The Adapter Boundary Is the Decision Point
The safe approach treats every adapter change as a potential cache invalidation event. The question is how to make that determination efficiently, without discarding cache entries that remain perfectly valid.
The key insight is that adapter modifications are not uniform across layers. A LoRA adapter might modify the K and V projections in layers 12 through 24 while leaving layers 0 through 11 untouched. In that case, the KV cache for layers 0 through 11 remains valid even after an adapter swap. Blanket invalidation—discarding the entire cache on any adapter change—is safe but wasteful. Per-layer invalidation, where only the layers whose effective weights changed are recomputed, preserves the performance benefit of caching for the majority of the model while ensuring correctness for the layers that actually differ.
Recent work on Activated LoRA demonstrates this principle at scale. By designing adapters that modify attention projections only after a predefined activation sequence, the base model's KV cache can be reused for all tokens preceding that activation point. The reported results are large: up to 58x end-to-end latency reduction and over 100x time-to-first-token improvement compared to standard LoRA serving, with benefits that scale with both model size and sequence length. FastLibra takes a complementary approach, co-optimizing the caching of both adapter weights and KV tensors to reduce time-to-first-token by 63% and improve peak throughput by 35% in multi-LoRA serving scenarios.
These results confirm that the performance opportunity is substantial, but they also underscore that the invalidation logic must be precise. A cache hit on a stale entry is worse than a cache miss, because a miss merely costs time while a stale hit corrupts the output.
State Hashing Makes Reuse Verifiable
The mechanism for deciding whether a cached entry remains valid is a per-layer state hash. For each attention block, you compute a short cryptographic hash—BLAKE3 is well-suited here, given its speed and parallelism—over the effective K/V path weights. This means the base weight matrices plus any active adapter deltas, scaling factors, and bias terms that influence the K or V projection for that layer. The hash is stored alongside the cached KV tensors as metadata.
On reuse, the system computes the current state hash for each layer and compares it against the stored hash. A match means the effective weights that produced the cached tensors are identical to the weights that would produce them now, so reuse is safe. A mismatch means the weights have changed, so the KV for that layer must be recomputed. The scope of the hash is deliberately narrow: only Q, K, and V projection weights, their associated LoRA A/B matrices, bias terms, and scaling factors. Feed-forward network adapters are excluded because they do not affect the attention cache.

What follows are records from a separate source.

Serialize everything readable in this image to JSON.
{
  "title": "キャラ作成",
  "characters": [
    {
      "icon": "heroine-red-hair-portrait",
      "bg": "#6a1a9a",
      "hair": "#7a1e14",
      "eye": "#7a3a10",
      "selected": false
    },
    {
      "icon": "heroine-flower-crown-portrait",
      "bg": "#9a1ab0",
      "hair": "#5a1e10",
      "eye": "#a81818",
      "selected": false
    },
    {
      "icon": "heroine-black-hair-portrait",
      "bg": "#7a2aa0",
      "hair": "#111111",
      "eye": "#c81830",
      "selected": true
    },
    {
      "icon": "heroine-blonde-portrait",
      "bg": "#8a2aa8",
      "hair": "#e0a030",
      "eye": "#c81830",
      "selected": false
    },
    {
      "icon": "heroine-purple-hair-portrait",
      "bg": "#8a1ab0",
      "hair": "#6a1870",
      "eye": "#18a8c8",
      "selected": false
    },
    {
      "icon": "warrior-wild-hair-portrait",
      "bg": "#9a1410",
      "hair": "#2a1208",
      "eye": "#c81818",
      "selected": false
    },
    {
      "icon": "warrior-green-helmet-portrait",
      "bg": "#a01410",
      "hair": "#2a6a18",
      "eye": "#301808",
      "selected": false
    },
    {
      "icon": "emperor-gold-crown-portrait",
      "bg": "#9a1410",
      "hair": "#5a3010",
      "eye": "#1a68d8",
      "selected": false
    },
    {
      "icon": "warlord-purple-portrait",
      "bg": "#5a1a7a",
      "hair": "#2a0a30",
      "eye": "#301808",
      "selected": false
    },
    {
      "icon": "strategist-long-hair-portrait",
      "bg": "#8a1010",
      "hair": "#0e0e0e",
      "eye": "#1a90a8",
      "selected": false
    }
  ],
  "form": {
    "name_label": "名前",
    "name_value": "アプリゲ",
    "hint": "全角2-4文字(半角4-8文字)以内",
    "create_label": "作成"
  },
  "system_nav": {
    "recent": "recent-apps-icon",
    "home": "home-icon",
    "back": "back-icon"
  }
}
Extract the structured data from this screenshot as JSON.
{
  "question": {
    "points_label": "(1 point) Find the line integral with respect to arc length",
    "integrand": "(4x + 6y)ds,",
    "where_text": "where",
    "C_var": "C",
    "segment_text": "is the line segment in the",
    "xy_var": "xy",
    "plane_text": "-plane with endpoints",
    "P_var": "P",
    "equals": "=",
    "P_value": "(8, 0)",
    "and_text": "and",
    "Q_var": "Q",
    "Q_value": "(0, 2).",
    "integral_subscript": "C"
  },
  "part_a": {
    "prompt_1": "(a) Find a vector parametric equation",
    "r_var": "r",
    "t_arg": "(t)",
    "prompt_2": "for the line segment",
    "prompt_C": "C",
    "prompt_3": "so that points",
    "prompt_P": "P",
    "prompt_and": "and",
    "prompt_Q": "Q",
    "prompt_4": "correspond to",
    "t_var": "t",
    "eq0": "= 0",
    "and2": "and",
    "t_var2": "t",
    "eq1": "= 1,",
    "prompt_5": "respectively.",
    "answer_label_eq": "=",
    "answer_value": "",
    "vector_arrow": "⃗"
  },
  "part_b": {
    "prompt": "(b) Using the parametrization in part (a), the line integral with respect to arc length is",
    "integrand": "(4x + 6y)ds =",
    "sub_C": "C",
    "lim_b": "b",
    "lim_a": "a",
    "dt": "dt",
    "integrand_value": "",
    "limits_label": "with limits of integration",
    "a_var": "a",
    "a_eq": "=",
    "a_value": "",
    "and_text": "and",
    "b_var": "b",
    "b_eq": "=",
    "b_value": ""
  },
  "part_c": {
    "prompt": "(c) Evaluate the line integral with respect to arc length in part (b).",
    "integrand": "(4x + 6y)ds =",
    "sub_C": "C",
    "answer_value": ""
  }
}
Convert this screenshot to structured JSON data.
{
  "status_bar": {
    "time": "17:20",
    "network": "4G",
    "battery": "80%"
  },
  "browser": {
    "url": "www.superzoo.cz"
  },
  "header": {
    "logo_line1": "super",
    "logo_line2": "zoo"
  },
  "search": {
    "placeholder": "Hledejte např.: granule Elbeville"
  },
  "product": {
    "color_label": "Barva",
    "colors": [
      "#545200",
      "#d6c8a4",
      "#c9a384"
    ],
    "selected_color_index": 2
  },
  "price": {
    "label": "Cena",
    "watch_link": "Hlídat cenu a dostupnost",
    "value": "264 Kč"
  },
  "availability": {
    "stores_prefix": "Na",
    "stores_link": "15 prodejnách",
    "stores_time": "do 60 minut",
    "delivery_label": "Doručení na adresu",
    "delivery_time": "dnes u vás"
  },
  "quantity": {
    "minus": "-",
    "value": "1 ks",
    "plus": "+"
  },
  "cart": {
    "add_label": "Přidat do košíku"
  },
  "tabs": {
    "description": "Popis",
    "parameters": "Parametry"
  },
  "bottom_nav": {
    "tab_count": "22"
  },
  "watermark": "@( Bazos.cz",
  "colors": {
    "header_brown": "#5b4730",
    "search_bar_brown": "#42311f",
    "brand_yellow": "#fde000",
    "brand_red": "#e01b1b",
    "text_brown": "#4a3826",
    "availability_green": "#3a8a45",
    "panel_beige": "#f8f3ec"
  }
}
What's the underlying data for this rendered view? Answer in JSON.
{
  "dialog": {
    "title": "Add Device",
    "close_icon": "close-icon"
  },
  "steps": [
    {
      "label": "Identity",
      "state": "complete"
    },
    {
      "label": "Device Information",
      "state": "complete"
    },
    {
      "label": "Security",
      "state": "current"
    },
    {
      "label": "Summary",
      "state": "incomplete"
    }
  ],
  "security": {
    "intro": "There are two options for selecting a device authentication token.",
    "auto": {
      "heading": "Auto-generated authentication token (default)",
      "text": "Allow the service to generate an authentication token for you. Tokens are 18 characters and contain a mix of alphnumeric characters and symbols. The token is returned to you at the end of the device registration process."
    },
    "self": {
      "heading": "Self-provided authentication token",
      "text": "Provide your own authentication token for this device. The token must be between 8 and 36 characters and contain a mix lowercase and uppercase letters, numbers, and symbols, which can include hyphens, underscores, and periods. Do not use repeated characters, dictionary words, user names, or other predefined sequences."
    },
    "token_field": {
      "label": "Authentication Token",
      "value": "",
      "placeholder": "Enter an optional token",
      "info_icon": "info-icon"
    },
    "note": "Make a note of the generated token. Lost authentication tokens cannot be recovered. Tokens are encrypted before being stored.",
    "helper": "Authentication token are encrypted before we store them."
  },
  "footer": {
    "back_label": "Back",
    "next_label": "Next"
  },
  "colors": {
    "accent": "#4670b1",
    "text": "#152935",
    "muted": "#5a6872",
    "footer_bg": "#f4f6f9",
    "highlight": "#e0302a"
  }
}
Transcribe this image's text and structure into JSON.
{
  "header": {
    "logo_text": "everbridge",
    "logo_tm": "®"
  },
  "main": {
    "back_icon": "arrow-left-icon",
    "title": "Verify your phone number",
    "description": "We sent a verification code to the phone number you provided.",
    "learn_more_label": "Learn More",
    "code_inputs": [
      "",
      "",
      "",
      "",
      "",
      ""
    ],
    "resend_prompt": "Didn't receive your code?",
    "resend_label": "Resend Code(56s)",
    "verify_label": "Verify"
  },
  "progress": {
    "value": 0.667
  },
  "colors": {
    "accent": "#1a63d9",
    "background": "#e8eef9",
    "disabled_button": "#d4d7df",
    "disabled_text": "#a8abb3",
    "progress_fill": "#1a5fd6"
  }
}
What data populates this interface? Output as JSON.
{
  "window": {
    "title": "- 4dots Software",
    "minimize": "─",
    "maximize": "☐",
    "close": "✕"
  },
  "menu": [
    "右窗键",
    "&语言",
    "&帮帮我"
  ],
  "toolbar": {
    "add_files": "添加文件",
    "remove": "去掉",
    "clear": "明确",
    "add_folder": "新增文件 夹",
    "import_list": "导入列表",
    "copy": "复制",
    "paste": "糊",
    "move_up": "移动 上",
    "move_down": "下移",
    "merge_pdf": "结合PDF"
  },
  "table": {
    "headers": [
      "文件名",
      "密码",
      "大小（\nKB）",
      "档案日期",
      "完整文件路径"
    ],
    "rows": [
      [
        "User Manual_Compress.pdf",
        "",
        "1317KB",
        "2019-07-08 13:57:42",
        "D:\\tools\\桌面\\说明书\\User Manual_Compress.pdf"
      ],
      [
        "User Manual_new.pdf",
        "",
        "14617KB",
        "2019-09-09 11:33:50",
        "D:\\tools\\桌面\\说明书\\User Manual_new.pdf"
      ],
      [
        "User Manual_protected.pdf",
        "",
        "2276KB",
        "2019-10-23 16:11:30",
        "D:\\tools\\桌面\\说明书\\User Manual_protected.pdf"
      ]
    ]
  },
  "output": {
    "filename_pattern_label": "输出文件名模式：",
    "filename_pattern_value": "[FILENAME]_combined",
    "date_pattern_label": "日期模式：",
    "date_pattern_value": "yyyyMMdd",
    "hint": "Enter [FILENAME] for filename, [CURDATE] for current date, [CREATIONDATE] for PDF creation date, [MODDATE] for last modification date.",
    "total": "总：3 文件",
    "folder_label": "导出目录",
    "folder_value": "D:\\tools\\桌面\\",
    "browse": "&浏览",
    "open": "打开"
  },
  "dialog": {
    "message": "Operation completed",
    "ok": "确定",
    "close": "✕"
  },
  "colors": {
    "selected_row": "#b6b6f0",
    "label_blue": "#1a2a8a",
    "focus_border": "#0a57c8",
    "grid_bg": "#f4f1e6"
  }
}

This approach has a natural affinity with the determinism infrastructure that verifiable inference already requires. The state hash can be bound to the same cryptographic receipt that records the model version, adapter identity, and inference configuration. The result is an auditable record that proves which cache entries were reused, which were recomputed, and why—turning a performance optimization into a verifiable control.
For systems that use Q15 commit boundaries to concentrate determinism at decision points rather than demanding it uniformly, the state hash serves an analogous function: it is the commit boundary for the KV cache, the point at which the system decides whether cached computation is trustworthy enough to reuse.
Additional Complexity from MoE Routing
Adapter changes are one source of cache invalidity. Routing changes are another. In Mixture-of-Experts architectures, each token can be routed to different expert subnetworks depending on the router's gating decisions. If the router selects different experts for a given token position than it did when the cache was created, the cached K/V tensors may not reflect the computation path that the current model state would produce.
The solution is to extend the state hash to include routing metadata. For deterministic routers, this means including the selected expert IDs or a deterministic route signature in the cache key. For stochastic routers, the situation is more nuanced—the cache entry should include the full routing decision (which experts, with what weights) so that the system can verify whether the same routing would occur on recomputation.
This is where the per-layer approach proves its value. In an MoE model with 64 expert layers and 32 attention layers, a routing change in one expert layer invalidates only the KV entries downstream of that change, while all other cache entries remain valid. The granularity matters because MoE models are often expensive to run, and caching has the most impact there.
Segmented Caches for Mid-Sequence Adapter Swaps
Some inference pipelines swap adapters mid-sequence. A common pattern is to use one adapter for understanding the input context and a different adapter for generating the output—or to process a multi-turn conversation where different turns were handled by different adapter configurations.
The safe design for this scenario is a segmented cache. Each segment corresponds to a contiguous span of tokens produced under a single adapter configuration. When the adapter changes, the system seals the current segment—marking it as immutable and recording the state hash that produced it—and starts a new segment under the new configuration. Previous segments are referenced, never mutated. Each segment carries its own state hash metadata, so the validity of each segment can be verified independently.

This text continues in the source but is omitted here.